University Medical Centre of Regensburg, Franz-Josef-Strauß-Allee 11, D-93053, Regensburg, Germany.
Department of Orthodontics, University Medical Centre of Regensburg, Franz-Josef-Strauß-Allee 11, D-93053, Regensburg, Germany.
Int J Oral Sci. 2019 Nov 5;11(4):33. doi: 10.1038/s41368-019-0066-x.
During orthodontic tooth movement (OTM) mechanical forces trigger pseudo-inflammatory, osteoclastogenic and remodelling processes in the periodontal ligament (PDL) that are mediated by PDL fibroblasts via the expression of various signalling molecules. Thus far, it is unknown whether these processes are mainly induced by mechanical cellular deformation (mechanotransduction) or by concomitant hypoxic conditions via the compression of periodontal blood vessels. Human primary PDL fibroblasts were randomly seeded in conventional six-well cell culture plates with O-impermeable polystyrene membranes and in special plates with gas-permeable membranes (Lumox®, Sarstedt), enabling the experimental separation of mechanotransducive and hypoxic effects that occur concomitantly during OTM. To simulate physiological orthodontic compressive forces, PDL fibroblasts were stimulated mechanically at 2 g·cm for 48 h after 24 h of pre-incubation. We quantified the cell viability by MTT assay, gene expression by quantitative real-time polymerase chain reaction (RT-qPCR) and protein expression by western blot/enzyme-linked immunosorbent assays (ELISA). In addition, PDL-fibroblast-mediated osteoclastogenesis (TRAP cells) was measured in a 72-h coculture with RAW264.7 cells. The expression of HIF-1α, COX-2, PGE2, VEGF, COL1A2, collagen and ALPL, and the RANKL/OPG ratios at the mRNA/protein levels during PDL-fibroblast-mediated osteoclastogenesis were significantly elevated by mechanical loading irrespective of the oxygen supply, whereas hypoxic conditions had no significant additional effects. The cellular-molecular mediation of OTM by PDL fibroblasts via the expression of various signalling molecules is expected to be predominantly controlled by the application of force (mechanotransduction), whereas hypoxic effects seem to play only a minor role. In the context of OTM, the hypoxic marker HIF-1α does not appear to be primarily stabilized by a reduced O supply but is rather stabilised mechanically.

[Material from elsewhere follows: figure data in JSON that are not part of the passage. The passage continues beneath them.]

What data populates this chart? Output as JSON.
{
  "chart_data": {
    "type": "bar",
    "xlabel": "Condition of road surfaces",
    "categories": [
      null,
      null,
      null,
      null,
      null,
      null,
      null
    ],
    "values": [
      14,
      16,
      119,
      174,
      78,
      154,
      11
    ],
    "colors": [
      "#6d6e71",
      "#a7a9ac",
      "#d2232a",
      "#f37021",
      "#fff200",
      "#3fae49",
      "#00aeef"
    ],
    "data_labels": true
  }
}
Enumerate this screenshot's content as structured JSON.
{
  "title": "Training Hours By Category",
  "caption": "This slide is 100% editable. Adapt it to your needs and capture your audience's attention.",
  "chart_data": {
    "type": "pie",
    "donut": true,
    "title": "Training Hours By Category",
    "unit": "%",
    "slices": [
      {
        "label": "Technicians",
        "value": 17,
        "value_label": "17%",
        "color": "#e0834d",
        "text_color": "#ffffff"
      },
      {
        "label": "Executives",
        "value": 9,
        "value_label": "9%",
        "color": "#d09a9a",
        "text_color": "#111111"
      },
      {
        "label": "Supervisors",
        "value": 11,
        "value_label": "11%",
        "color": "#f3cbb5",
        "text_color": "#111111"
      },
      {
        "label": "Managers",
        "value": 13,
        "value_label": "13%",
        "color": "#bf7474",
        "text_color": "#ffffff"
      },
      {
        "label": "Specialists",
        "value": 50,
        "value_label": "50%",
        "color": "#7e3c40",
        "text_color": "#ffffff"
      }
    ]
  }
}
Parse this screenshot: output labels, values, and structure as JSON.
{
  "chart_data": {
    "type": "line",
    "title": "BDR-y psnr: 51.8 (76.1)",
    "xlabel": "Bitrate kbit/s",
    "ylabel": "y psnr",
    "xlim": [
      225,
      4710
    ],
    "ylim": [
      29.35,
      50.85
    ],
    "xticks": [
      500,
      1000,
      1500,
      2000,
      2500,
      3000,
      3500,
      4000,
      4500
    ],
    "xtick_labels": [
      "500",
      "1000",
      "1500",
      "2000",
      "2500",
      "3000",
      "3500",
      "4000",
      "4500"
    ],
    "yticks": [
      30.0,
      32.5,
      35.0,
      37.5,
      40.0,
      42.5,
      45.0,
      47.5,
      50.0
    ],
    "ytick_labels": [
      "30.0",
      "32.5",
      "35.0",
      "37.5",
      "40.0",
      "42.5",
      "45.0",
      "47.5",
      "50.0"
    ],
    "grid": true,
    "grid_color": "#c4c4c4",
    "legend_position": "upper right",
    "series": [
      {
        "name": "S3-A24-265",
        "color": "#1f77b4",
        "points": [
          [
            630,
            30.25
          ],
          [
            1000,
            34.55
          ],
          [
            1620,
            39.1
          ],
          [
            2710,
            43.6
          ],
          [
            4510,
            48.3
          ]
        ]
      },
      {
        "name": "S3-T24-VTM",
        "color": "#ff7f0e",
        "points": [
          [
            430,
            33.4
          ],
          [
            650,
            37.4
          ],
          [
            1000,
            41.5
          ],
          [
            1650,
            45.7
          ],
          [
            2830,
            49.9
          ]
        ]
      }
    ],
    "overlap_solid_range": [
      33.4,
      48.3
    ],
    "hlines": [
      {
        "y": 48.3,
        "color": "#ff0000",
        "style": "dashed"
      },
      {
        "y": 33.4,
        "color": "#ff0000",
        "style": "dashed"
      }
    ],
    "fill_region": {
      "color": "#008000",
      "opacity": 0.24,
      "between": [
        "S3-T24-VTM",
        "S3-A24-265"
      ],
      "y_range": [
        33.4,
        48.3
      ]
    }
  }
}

在正畸牙齿移动(OTM)过程中,机械力在牙周膜(PDL)中引发假性炎症、破骨细胞生成和重塑过程,这些过程由 PDL 成纤维细胞通过表达各种信号分子介导。到目前为止,尚不清楚这些过程主要是由机械细胞变形(机械转导)还是通过牙周血管受压引起的伴随缺氧条件引起的。人原发性 PDL 成纤维细胞随机接种于具有 O 不可渗透的聚苯乙烯膜的常规六孔细胞培养板和具有透气膜的特殊板(Lumox®,Sarstedt)中,能够实验分离 OTM 过程中同时发生的机械转导和缺氧效应。为了模拟生理正畸压缩力,在预孵育 24 小时后,用 2g·cm 的机械力刺激 PDL 成纤维细胞 48 小时。通过 MTT 测定法测定细胞活力,通过定量实时聚合酶链反应(RT-qPCR)测定基因表达,通过 Western blot/酶联免疫吸附测定(ELISA)测定蛋白质表达。此外,在与 RAW264.7 细胞共培养 72 小时的情况下,测量了 PDL 成纤维细胞介导的破骨细胞生成(TRAP 细胞)。在 PDL 成纤维细胞介导的破骨细胞生成过程中,机械加载无论氧供应如何,均显著上调 HIF-1α、COX-2、PGE2、VEGF、COL1A2、胶原蛋白和 ALPL 的表达以及 RANKL/OPG 比值的 mRNA/蛋白水平,而缺氧条件没有显著的附加作用。PDL 成纤维细胞通过表达各种信号分子介导 OTM 的细胞分子调节预计主要由力的应用(机械转导)控制,而缺氧作用似乎只起次要作用。在 OTM 背景下,缺氧标志物 HIF-1α似乎不是主要通过减少 O 供应来稳定,而是通过机械作用来稳定。